As the aforementioned earlier rights lead to the success of the opposition and to the rejection of the contested trade mark for all the goods against which the opposition was directed, there is no need to examine the other earlier rights invoked by the opponent (16/09/2004, T-342/02, Moser Grupo Media, S.L., EU:T:2004:268). Likewise, there is no need to further examine the other grounds of the opposition.


According to Article 85(1) EUTMR, the losing party in opposition proceedings must bear the fees and costs incurred by the other party.

Since the applicant is the losing party, it must bear the opposition fee as well as the costs incurred by the opponent in the course of these proceedings.

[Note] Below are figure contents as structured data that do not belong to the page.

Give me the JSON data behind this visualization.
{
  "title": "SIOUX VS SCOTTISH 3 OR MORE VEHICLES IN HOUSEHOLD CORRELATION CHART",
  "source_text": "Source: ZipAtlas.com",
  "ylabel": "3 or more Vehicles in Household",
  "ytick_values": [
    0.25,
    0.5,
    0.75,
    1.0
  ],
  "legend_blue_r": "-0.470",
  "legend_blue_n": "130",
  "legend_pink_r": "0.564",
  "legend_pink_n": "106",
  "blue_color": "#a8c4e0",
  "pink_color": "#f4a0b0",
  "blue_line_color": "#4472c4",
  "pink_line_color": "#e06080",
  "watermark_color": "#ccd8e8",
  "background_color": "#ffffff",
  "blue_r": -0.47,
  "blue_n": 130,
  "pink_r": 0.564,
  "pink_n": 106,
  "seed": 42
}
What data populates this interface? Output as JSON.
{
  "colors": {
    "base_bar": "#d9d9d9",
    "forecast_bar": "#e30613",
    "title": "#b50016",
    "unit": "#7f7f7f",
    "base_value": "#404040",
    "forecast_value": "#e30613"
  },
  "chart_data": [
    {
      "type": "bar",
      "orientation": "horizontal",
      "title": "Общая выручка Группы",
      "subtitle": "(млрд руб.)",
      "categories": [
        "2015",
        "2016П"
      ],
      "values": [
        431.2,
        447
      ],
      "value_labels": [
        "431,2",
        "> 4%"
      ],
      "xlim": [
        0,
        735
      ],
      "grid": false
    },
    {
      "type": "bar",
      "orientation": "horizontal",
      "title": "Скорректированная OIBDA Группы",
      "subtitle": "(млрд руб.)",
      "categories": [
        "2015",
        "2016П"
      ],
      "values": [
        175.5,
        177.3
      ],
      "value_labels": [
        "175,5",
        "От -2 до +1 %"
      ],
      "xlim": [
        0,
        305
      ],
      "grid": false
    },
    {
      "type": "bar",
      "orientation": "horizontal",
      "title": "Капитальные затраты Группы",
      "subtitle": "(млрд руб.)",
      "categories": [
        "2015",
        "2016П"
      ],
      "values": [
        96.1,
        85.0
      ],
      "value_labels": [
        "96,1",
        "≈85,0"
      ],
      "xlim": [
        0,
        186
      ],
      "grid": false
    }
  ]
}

According to Rule 94(3) and (6) and Rule 94(7)(d)(i) EUTMIR, the costs to be paid to the opponent are the opposition fee and the costs of representation which are to be fixed on the basis of the maximum rate set therein.

The Opposition Division

Claudia SCHLIE

Vanessa PAGE

Lucinda CARNEY

According to Article 59 EUTMR, any party adversely affected by this decision has a right to appeal against this decision. According to Article 60 EUTMR, notice of appeal must be filed in writing at the Office within two months of the date of notification of this decision. It must be filed in the language of the proceedings in which the decision subject to appeal was taken. Furthermore, a written statement of the grounds of appeal must be filed within four months of the same date. The notice of appeal will be deemed to be filed only when the appeal fee of EUR 720 has been paid.

The amount determined in the fixation of the costs may only be reviewed by a decision of the Opposition Division on request. According to Rule 94(4) EUTMIR, such a request must be filed within one month from the date of notification of this fixation of costs and shall be deemed to be filed only when the review fee of EUR 100 (Annex I A(33) EUTMR) has been paid.